A rats nest? A whole nest? Wow, I get creeped just by thinking about it too actually, let's hope you guys get it sorted out and soon too!

mshatch said...

aw, they're cute!

G C said...


Alex J. Cavanaugh said...

Hopefully your cat takes his presents elsewhere next time.

Akelamalu said...

If that happened to me I'd have my bag packed and be checking into a hotel by now! :0

cat said...

Freeking out quietly with you.

Julia said...

Oh my hat! I got the creeps reading this post! I would also have freaked out. Just do whatever you need to do and KILL them. Seriously. Get a professional rat killer in if you must. As far as I know those things multiply like rabbits or whatever. *shivers*

Mike Smith said...

On the plus side - this time next week there'll be thousands of 'em and your phobia will be cured...

cyn said...

i about shit my pants when i found a teeny mouse nest in the garage -- a rat nest would definitely send me over the fuckin' edge!

Alistair said...

Jings - But I bet they feel the same way about you......

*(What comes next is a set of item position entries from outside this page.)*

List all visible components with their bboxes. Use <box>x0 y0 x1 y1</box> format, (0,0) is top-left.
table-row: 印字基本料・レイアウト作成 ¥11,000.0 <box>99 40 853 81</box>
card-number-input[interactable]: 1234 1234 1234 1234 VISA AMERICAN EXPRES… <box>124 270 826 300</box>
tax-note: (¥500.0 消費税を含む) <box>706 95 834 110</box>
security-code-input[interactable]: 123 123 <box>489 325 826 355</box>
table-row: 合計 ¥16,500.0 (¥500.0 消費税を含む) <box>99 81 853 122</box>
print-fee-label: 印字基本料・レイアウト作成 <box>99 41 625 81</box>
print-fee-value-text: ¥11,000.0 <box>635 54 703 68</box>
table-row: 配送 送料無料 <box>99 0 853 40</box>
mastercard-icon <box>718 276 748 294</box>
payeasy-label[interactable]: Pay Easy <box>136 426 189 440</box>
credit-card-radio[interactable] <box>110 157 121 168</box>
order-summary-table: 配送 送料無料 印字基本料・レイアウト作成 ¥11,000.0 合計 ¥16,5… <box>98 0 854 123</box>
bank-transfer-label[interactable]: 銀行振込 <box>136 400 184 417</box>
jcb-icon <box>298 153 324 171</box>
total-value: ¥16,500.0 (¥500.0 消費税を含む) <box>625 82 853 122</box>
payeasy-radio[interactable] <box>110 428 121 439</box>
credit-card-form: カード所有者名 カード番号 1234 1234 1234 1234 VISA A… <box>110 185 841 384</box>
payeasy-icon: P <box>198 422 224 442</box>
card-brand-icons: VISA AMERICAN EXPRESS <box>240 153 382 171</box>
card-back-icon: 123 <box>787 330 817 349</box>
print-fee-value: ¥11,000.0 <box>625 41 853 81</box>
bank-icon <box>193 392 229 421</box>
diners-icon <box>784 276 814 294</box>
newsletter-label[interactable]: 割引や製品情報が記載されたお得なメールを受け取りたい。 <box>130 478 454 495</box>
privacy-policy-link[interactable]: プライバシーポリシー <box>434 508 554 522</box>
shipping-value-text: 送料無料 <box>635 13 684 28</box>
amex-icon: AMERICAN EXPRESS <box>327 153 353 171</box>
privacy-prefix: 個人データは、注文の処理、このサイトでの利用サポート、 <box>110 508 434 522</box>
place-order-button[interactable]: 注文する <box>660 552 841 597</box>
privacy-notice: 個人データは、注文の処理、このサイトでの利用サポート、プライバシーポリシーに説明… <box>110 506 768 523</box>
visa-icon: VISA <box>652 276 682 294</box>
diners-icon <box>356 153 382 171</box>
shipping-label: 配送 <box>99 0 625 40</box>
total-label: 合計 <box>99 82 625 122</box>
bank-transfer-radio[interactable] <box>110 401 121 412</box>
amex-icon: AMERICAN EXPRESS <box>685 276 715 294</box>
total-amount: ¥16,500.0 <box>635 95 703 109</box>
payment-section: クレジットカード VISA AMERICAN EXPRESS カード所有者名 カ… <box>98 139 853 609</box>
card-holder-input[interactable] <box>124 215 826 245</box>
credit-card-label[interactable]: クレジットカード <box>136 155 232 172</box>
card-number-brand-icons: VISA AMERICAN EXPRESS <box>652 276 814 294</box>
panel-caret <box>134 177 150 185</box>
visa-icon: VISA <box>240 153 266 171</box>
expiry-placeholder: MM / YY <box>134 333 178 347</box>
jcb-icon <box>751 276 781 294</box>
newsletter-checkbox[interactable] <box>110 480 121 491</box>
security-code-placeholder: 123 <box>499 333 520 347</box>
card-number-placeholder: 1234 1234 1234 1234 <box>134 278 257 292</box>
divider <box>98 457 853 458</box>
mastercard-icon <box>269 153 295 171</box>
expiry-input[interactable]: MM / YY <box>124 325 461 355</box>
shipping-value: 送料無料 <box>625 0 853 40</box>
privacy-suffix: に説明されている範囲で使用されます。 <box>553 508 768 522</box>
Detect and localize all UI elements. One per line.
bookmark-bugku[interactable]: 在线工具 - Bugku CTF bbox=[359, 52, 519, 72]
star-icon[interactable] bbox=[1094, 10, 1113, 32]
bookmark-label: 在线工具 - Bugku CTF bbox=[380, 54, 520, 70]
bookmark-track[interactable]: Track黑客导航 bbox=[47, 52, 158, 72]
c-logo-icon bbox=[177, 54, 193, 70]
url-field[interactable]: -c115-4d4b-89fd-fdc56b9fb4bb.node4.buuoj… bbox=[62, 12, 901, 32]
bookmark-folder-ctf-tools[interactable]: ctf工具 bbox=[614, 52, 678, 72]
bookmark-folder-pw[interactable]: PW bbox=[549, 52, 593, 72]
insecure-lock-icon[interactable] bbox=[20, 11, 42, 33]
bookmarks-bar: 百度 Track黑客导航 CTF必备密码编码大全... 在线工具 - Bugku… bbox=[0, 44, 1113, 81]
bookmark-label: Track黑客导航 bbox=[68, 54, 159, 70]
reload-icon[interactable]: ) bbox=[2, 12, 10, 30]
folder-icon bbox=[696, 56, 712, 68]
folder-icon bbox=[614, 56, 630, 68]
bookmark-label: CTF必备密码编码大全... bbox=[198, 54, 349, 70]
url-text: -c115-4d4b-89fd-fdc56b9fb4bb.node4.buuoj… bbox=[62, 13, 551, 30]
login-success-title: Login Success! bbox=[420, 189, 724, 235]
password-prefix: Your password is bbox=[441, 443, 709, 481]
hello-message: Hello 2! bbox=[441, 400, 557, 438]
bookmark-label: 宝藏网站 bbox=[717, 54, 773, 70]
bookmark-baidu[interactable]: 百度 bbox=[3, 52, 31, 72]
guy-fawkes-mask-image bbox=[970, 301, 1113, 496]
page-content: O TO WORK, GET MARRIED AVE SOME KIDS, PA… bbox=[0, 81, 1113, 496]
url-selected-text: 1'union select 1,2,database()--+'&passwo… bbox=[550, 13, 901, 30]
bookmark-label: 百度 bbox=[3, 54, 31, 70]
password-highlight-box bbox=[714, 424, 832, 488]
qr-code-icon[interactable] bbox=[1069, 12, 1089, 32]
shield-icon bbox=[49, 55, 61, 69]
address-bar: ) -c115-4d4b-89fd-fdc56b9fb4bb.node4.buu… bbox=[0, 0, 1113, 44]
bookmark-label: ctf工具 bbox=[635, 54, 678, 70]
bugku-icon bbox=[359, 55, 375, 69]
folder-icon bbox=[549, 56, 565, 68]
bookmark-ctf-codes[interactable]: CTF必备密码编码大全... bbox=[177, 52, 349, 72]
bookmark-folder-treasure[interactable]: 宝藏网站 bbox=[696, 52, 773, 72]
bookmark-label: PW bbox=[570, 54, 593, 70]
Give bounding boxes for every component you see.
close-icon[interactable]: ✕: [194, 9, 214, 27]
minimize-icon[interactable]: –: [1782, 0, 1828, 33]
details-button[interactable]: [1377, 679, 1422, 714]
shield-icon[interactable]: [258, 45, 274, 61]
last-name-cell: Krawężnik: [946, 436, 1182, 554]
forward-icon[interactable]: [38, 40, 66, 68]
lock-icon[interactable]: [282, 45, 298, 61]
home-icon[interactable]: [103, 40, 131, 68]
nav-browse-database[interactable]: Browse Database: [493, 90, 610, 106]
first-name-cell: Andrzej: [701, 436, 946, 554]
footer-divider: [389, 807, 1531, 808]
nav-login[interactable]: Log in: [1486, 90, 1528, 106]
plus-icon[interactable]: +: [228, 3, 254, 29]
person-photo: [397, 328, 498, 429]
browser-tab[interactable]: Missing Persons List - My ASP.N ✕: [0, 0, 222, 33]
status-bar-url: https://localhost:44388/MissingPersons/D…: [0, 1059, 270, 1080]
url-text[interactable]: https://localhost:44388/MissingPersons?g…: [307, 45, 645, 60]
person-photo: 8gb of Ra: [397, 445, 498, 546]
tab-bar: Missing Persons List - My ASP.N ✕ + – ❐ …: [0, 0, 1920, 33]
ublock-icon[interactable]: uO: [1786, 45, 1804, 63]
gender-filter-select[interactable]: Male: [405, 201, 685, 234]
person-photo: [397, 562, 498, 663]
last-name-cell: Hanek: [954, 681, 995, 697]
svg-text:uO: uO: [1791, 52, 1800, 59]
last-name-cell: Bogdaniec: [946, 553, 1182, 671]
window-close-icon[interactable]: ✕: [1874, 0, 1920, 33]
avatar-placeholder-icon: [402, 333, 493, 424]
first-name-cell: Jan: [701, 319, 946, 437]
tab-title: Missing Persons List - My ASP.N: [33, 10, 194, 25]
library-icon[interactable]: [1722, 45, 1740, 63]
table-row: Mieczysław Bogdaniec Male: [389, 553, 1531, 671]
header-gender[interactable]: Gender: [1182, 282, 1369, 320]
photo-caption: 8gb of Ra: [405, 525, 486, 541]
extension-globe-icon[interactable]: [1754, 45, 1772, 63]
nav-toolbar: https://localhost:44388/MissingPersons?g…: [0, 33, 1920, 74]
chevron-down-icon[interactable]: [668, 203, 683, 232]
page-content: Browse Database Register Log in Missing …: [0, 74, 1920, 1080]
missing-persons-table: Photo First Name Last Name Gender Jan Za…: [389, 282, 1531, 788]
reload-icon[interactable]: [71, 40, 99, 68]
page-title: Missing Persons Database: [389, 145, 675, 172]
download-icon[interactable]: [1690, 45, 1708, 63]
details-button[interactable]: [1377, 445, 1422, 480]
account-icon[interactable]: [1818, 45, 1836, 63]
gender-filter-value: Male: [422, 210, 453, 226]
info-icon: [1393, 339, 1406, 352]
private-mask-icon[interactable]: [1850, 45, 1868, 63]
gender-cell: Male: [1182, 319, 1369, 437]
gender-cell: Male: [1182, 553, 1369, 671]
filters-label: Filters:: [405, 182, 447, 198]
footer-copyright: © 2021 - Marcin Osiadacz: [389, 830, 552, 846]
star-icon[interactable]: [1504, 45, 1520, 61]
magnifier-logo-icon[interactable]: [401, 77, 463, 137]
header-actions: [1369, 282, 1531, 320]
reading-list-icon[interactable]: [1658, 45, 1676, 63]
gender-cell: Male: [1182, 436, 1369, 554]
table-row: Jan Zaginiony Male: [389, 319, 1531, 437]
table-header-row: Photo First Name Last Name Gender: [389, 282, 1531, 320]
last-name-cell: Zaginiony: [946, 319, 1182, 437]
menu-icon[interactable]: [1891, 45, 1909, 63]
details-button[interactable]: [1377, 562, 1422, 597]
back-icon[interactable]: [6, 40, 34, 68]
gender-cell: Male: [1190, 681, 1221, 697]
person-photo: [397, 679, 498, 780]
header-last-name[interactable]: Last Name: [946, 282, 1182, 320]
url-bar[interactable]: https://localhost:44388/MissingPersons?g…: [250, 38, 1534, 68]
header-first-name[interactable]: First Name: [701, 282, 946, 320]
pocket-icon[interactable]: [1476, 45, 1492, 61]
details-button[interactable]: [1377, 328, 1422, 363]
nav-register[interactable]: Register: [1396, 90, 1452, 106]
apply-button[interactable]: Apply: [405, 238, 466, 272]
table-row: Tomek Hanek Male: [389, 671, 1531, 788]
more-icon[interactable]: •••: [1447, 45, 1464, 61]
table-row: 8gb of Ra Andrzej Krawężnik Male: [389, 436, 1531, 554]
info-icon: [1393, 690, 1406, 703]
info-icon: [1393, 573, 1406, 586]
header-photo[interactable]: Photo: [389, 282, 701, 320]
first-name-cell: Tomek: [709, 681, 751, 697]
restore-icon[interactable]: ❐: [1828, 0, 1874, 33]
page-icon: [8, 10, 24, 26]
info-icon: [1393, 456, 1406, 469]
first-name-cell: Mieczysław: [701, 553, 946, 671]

Lipstick and Licorice said...

I'd move to a motel under they were EXTERMINATED!!!! Eeeeeeeeeeeeeeeeeeek

Mark said...

Hey, I don't like rats either but those babies look so cute!
Just let the cat do what cats do. And you should have no problem.

jenette or more commonly known as "j" said...

Amen! Rats are just not my cuppa rooibos!

Etta Reeses said...

That's just gross. I guess you're lucky that they were found?

Addman said...

That is one of the cutest pictures I have ever seen. However, I don't approve of what your cat is doing. Hand him a cease and desist notice.